Marc Quinn,” XVI Louis-Marie-Antoinette”,78.8 x71.1x0.8cm,123x49x34 cm, bronz heykel,1989
Görsel de yer alan heykeller; hamurdan modellenen, daha sonra fırında pişirilen ve bronz dökülen büstler, eski rejimin son kralı ve kraliçesinin heybetli ama kırılgan görünümlü bir temsilidir. Hamur pişirildikten sonra şekil değiştirir ve pişirme işlemi kontrolü yaratıcıdan alır, bu da heykellere otonom bir kalite vermektedir.
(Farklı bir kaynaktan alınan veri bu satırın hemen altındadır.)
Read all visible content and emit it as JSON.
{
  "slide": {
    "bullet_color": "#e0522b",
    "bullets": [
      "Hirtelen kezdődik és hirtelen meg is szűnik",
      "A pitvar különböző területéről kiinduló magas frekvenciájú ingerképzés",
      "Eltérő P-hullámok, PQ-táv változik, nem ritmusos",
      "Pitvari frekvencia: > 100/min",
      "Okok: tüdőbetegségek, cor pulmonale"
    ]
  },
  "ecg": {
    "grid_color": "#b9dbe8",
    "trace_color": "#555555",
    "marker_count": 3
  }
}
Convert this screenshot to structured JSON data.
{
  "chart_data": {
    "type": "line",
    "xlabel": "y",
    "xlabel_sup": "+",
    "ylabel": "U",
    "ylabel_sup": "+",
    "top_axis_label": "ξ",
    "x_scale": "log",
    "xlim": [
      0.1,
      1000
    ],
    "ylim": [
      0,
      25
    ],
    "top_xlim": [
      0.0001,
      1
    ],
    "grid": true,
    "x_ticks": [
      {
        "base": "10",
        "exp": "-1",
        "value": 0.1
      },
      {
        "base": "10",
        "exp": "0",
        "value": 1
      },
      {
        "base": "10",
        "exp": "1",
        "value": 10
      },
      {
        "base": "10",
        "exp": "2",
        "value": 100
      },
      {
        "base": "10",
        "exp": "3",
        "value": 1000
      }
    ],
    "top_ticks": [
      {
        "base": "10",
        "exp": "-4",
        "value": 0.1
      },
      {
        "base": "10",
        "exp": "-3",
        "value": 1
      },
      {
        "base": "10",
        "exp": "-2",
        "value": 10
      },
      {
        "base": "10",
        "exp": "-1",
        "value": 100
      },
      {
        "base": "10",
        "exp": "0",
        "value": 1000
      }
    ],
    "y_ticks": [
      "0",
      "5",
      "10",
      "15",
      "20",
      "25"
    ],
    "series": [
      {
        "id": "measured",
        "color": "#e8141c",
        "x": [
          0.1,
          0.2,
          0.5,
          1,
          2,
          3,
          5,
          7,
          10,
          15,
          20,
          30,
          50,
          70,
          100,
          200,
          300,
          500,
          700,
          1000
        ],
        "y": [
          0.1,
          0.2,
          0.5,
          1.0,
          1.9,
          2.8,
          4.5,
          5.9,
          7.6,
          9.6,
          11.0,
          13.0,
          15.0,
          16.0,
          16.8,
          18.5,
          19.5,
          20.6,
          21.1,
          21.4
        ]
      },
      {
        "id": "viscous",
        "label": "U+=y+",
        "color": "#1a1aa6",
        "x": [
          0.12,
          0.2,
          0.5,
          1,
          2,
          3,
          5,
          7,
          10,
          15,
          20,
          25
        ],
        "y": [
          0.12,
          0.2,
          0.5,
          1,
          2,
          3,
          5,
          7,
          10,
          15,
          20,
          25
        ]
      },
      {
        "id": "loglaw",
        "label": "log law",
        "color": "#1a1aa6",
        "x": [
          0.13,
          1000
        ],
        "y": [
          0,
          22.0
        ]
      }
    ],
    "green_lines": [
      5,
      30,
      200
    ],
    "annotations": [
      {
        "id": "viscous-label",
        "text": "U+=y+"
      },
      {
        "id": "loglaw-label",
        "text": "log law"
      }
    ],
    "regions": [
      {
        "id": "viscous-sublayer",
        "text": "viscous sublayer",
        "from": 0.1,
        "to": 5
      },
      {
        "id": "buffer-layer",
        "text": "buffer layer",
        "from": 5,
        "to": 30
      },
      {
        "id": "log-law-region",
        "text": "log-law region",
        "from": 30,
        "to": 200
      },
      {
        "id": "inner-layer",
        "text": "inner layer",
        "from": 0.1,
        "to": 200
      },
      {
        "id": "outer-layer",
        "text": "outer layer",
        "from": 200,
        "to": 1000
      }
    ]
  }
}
Gelenek ve alışılmadık disiplinler arasındaki etkileşimi, Quinn'in amputeleri temsil eden bir mermer serisi gibi daha sonraki çalışmalarında da yer almaktadır. Quinn, bedenin değişkenliğini vurgulamış, klasik bir heykel aracı olan cilalı İtalyan mermerini kullanarak insanlığın çeşitli algılarına gönderme yapmaktadır. Louis XVI ve Marie-Antoinette adlı eserlerde sanatçının kullandığı yenilikçi araçları ve teknikleriyle, kendisini tanımlayan bir konu olan bedenin ve insan yaşamının geçici, sürekli değişen doğasını vurgulamaktadır. Quinn Germano Celant ile olan sohbetinde şu sözlere yer vermiştir:
“Zamanın dördüncü boyutunda var olduğumuzu hatırlamanın çok önemli olduğunu düşünüyorum. Bunu bir bakıma Marie Antoinette (1989) ve Louis XVI (1989) 'ın hamur heykeliyle düşünüyordum. Biraz bulanık, çamura dönüşüyor veya kendilerini sindiriyorlar. Kendimizi pek tanımayız, öyleyse iki yüz yıl önce yaşayan birinin nasıl olduğunu nasıl bilebiliriz? Temsil imkânsızlık hakkındadır. Sonra bir çiçeği dondurduğunuzda, biyolojik olarak öldürürsünüz ve o, saf sonsuz bir görüntü haline gelir. Yani bir şekilde tarih sorununu yeniyorsunuz, ama şimdiki yaşam pahasına" (Germano ve Leader,2000).
Marc Quinn`in ürettiği sanat eserleri incelendiğinde; kavramsal bütünselliğin, teknik yetkinliğin, akıl ve duygu yoğunluğunun yüksek olduğu görülmektedir. İnsanoğlunun barındırdığı karşıtlıkları her yönüyle ele alan, kozmos ile kurduğu ilişkinin karmaşıklığını ve kendi ürettiği değer yargılarının kölesi durumuna gelişini gözler önüne seren sanatçı, izleyiciye rahatı fazlasıyla kaçıran bir deneyim sunmaktadır.Çalışmalarıyla izleyiciyi yaşam ve ölümlülüğün halleri üzerine düşünmeye yöneltmiştir. Sanatçı kavramları ele alırken estetiğin ötesine geçmiş, farklı kurguları ifşa ederken aynı zamanda gündelik sorunların yeni formlarını araştırmıştır.
KAYNAKÇA
Freddman, K. (2003).Teaching visual culture. Teachers College Press.
Germano, C., ve Leader, D. (2000). Marc Quinn sergi kataloğu. Milan: Fondazione Prada.
Squire, M. (2019). Casual classicism’: In conversation with Marc Quinn-Gündelik klasisizm: Marc Quinn ile söyleşi. International Journal of the Classical Tradition, 195-235.